A review by kandicez
A Noise Downstairs by Linwood Barclay

3.0

I'm reading this with a group. It's somehow always more fun to read with others, especially when it's a mystery/who dunnit, like this one. You can bounce theories off the other readers, and if you end up being right, it is so much more satisfying because someone else knows you figured it out. This was a little different in that I think we all figured it out. Early!

Barclay sets up the unreliable narrator trope very nicely with a tragic incident in the prologue. He whets the appetite for what's to come by ramping up the tension in those few pages, but also introducing the main character in a way that allows us to sympathize and trust, yet not necessarily rely upon.
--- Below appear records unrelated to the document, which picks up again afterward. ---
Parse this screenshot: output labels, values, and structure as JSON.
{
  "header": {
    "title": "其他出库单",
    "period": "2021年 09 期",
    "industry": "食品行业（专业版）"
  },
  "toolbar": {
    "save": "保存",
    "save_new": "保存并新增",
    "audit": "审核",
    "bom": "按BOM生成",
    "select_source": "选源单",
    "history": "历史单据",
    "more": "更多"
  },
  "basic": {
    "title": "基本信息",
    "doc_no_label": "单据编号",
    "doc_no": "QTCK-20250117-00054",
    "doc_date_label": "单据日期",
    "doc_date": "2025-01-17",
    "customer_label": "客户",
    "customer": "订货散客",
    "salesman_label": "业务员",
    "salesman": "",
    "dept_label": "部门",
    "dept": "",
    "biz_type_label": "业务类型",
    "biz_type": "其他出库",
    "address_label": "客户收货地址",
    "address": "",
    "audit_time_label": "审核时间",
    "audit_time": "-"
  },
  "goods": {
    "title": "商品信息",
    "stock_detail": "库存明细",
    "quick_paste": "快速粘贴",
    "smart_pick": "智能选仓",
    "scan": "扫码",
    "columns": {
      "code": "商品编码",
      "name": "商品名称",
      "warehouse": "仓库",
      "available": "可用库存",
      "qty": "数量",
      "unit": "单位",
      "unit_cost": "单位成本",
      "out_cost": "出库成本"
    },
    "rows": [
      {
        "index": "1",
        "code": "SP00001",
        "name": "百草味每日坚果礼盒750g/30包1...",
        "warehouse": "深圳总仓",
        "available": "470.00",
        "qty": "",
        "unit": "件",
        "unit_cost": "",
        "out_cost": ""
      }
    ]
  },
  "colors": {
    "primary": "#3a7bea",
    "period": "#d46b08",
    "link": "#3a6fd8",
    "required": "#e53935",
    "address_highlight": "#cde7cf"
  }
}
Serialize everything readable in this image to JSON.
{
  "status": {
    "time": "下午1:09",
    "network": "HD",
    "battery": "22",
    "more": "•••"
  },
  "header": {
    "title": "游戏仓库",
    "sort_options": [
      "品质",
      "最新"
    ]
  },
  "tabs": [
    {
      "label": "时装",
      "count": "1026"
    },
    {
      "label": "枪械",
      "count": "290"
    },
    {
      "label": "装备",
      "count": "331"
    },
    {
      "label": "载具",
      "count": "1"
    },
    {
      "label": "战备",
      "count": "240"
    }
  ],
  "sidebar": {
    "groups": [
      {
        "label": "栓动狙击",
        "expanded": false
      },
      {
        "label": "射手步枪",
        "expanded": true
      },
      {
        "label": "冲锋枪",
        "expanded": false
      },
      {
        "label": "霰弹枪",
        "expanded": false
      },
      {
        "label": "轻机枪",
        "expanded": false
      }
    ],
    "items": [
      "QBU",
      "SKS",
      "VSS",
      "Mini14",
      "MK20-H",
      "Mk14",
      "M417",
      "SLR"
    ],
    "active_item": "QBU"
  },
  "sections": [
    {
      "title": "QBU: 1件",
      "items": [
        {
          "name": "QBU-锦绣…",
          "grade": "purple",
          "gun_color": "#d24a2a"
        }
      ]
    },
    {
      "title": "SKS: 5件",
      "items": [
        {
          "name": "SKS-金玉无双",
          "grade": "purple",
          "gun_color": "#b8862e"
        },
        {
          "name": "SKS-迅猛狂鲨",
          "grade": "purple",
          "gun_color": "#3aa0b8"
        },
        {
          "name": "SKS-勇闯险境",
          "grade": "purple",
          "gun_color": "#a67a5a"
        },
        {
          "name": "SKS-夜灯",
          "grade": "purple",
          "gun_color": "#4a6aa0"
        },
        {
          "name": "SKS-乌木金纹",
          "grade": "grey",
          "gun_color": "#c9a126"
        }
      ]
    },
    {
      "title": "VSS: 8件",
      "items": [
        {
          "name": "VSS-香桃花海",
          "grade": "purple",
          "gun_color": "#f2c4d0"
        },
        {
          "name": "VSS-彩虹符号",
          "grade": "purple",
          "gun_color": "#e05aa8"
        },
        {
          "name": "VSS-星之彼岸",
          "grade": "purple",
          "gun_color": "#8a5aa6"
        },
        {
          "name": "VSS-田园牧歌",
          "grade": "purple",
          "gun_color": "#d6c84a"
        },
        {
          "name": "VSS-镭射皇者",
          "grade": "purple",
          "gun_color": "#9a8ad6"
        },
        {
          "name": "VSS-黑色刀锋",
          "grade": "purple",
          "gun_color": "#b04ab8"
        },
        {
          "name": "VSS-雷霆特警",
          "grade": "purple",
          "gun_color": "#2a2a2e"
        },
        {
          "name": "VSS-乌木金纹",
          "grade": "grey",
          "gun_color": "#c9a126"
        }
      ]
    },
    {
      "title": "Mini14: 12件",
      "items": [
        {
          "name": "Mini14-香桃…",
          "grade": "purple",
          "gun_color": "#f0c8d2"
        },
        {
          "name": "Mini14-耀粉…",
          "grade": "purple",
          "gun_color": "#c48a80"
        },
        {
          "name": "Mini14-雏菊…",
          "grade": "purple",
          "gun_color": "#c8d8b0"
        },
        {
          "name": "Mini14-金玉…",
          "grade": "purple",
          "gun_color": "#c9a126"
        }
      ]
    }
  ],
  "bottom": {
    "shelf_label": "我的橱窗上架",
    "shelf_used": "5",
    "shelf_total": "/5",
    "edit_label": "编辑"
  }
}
What follows is almost a text book example of the who dunnit formula, complete with red herrings. Red herrings that the read inevitably will eat with their theories!

Barclay uses the first third of the book to plant the seeds for three possible bad guys. THREE! He then shows us how and why what happened happened. Yes, that was a confusing sentence, but no less so than the convoluted plot spaghetti we get in the final third of this book. I enjoyed it, but despite seeming cleverness, I had figured it out very early, was convinced I was wrong in the middle and then convinced I was actually right in the end.

I know that sounds like a five star read, but I was disappointed. Yes! I want the satisfaction of figuring it out, but I want to feel clever for having done so, not tricked.

I freely admit that the narrator may have added to my disappointment. Reading another book I might have found his voice soothing, but that was my problem here. This was not a soothing read. It was supposed to be a thriller, and the tone in which it was delivered belied that and left me rewinding often to see if I had missed something. I hadn't. There simply wasn't enough change in tone to indicate that "ah ha!" I was hearing. He also voiced women in that mocking, almost falsetto way that grates on my nerves.

I enjoyed it, but think I might have enjoyed it more on the page, and that's not really Barclay's fault.